Utah, which averaged 24.1 points per game in conference play this season, had 24 points in the first half alone against the Rams. The Utes struck first after a big gain by Kaelin Clay got them down to the 17-yard line. Two plays later, Tyler Wilson scrambled eight yards to put Utah up 7-0 just two-and-a-half minutes into the game, and the Utes scored again on their next possession on a 16-yard pass from Wilson to Delshawn McClellon. Utah rushed for 359 yards on the day, helping it build its lead from there.
Kyle Whittingham's team was near the bottom of FBS in plays of 20-plus yards but had three just in the first quarter against the Rams.
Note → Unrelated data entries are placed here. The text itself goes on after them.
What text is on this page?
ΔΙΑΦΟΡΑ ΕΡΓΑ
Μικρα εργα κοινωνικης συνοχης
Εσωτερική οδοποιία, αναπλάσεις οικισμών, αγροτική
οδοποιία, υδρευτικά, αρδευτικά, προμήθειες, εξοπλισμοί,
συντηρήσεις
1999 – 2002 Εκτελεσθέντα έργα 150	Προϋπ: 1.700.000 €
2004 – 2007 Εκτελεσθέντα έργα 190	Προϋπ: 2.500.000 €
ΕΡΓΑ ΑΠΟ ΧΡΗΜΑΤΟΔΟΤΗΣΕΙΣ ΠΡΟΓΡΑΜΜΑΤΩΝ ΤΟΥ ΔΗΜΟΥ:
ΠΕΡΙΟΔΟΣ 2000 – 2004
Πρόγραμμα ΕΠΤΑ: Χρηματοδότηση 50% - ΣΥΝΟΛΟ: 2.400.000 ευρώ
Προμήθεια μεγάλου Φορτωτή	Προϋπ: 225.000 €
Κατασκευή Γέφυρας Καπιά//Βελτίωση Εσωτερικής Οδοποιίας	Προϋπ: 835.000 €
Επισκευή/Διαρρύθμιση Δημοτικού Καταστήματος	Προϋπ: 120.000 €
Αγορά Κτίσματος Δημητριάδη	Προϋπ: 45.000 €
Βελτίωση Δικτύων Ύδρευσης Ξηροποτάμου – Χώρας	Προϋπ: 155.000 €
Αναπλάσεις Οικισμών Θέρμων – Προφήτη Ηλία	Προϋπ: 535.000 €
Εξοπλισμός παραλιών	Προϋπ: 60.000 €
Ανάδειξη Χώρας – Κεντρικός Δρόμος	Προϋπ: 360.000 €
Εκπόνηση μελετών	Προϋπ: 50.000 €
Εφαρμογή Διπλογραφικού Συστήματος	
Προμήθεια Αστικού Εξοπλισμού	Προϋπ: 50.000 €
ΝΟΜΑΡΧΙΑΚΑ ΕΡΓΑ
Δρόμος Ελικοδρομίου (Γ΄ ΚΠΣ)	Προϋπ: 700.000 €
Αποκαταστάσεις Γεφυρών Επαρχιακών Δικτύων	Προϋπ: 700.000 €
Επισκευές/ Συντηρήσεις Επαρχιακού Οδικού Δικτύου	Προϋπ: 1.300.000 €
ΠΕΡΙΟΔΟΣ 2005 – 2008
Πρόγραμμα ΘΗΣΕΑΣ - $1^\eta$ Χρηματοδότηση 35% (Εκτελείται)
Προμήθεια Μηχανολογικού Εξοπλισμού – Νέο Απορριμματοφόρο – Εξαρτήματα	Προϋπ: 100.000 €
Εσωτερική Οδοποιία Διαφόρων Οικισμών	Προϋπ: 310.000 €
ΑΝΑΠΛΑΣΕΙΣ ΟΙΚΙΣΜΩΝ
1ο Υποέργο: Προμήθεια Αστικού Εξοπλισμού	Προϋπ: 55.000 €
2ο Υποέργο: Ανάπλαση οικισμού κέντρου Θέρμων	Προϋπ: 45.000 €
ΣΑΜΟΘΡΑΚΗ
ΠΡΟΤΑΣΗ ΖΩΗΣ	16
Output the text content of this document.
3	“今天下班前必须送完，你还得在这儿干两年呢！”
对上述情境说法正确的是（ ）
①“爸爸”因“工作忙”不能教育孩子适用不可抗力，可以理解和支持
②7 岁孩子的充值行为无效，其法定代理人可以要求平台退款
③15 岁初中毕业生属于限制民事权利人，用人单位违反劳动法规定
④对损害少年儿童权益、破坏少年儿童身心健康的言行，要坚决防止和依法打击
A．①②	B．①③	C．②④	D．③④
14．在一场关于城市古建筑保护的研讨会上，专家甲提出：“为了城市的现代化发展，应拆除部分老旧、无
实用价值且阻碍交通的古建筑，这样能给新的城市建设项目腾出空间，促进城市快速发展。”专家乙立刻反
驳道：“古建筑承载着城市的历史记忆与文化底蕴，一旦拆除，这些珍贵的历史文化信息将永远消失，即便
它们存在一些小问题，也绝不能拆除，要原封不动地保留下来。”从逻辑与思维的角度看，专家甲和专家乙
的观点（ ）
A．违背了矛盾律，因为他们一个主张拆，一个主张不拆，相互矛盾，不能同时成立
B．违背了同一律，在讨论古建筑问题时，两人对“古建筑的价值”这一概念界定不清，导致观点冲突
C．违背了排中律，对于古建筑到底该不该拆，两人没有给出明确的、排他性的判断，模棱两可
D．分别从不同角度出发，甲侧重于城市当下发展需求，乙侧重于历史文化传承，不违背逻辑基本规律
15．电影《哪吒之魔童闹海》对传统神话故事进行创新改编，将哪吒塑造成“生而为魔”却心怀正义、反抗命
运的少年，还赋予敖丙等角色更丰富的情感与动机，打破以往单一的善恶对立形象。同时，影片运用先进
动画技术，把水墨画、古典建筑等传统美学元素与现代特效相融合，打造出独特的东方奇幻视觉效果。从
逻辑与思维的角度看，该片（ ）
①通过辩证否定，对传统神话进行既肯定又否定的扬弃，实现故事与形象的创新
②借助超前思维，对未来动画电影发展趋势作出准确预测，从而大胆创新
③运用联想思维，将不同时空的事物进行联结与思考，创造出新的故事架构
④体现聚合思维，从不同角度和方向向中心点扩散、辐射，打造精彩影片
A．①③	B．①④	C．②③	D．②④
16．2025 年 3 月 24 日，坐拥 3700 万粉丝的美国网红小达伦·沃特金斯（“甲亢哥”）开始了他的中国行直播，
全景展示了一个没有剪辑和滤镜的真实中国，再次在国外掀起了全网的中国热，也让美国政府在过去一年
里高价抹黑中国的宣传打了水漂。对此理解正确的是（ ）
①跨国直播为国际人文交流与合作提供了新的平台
The first-half offensive explosion was what Utah lacked in its four losses this season and what kept an otherwise dominant team in the other two phases of the game from challenging for the Pac-12 South title. It’s a bit old-school to see a team like Utah that runs the football as well as it does, has weapons at both the punter and kicker positions and plays mean, nasty, sacktastic defense. When you add in the offensive execution that Utah showed today, that's a complete football team capable of beating just about anyone.
The Utes were one of the Mountain West’s best teams in Urban Meyer’s two years and during Whittingham’s tenure, notching wins in seven straight bowl games. After a loss in the 2010 Maaco Bowl, Utah was Pac-12 bound and suddenly in unfamiliar territory.
Negotiating the move into a new conference is never easy. But after rebounding from back-to-back 5-7 seasons to capture nine wins this year, Utah is in business. Consider the rest of the Pac-12 on notice.